Feds accuse Mount Kisco businessman of stealing $4.8M from Kansas charity
A Mount Kisco businessman has been indicted on fraud and money laundering charges for allegedly ripping off a Kansas charity for $4.8 million.
William Byrd Whymark, CEO and president of WMK Research Inc., Mount Kisco, was indicted on Nov. 9 by a federal grand jury in Topeka, Kansas. He was arrested on Nov. 14 when he surrendered at the FBI office in Rye.
Whymark, 50, and co-defendant Robert Nelson Smith, an ordained Episcopal priest in Kansas, were accused of defrauding Saint Francis Ministries in Salina, Kansas from 2018 through July 2021.
Whymark allegedly pocketed nearly $4.8 million that he used to buy jewelry, vehicles and a palatial home in Armonk.
Whymark and his wife paid $3.75 million for the 19-room, 12,343-square-foot house in August 2019. The house was built with hand-cut stone and includes a theater, bar and wine cellar, professional grade gym, courtyard, swimming pool, 12-person hot tub, 8-car garage, staff wing and gardens on 2.9 acres.
His attorney, Benjamin D. Gold of the federal public defenders office, did not respond to an email asking for his client’s response to the charges.
Smith was the CEO of Saint Francis Ministries, a faith-based nonprofit organization that provides foster care and social services in Kansas and five other states.
When the Saint Francis board of directors decided to improve its IT systems, the indictment states, Smith hired WMK Research in a no-bid contract and named Whymark as the chief information officer at an annual salary of $164,000.

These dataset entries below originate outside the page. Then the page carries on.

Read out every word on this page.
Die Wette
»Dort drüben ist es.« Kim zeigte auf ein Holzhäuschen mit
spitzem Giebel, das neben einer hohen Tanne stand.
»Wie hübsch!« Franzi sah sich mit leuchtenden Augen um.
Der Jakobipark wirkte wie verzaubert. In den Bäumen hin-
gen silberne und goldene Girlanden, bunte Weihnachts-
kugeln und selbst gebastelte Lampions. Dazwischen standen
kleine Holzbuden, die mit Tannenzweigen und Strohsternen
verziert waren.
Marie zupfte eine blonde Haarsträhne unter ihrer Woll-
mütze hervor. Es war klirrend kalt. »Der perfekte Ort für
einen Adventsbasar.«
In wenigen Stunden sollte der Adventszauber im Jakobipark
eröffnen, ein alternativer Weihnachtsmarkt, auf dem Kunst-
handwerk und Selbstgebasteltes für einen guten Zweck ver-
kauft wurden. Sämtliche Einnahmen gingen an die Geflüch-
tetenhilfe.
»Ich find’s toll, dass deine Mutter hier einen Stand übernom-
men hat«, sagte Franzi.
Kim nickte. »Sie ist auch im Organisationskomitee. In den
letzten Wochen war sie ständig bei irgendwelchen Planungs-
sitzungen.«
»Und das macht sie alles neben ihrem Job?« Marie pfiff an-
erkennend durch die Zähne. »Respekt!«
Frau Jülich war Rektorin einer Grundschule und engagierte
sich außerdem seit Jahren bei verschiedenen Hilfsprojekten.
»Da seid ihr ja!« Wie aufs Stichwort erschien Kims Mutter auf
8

Whymark had claimed he held a PhD in marketing sciences from the University of Connecticut, according to the indictment, when in fact he had no such doctorate. He occasionally traveled to Kansas for Saint Francis business but worked primarily from New York.
He subcontracted the IT services to QubeRoot Analytics and Pinnacle Seven Technologies, both based in India.
He submitted 65 WMK invoices for nearly $10.8 million in services, allegedly inflating the subcontractors’ bills by nearly 4.8 million.
Smith approved the invoices, according to the indictment, even when payments exceeded the amounts he was authorized to approve. The funds were then transferred to WMK’s account at Wintrust Bank in Rosemont, Illinois.
Wintrust sued Whymark and WMK this past February in Westchester Supreme Court for stopping payments on a $500,000 loan. The court awarded the bank a $540,174 default judgment on Oct. 13.
Whymark also submitted a $50,000 invoice for a professional services fee, according to the indictment, that was used as a kickback to Smith.
Besides the kickback, Smith allegedly used the charity’s credit card for personal expenses.
Whymark was charged with conspiracy to commit wire fraud, ten counts of wire fraud and three county of money laundering.
He was released from custody by U.S. Magistrate Judge Paul E. Davison in White Plains federal court, on posting a $100,000 bond.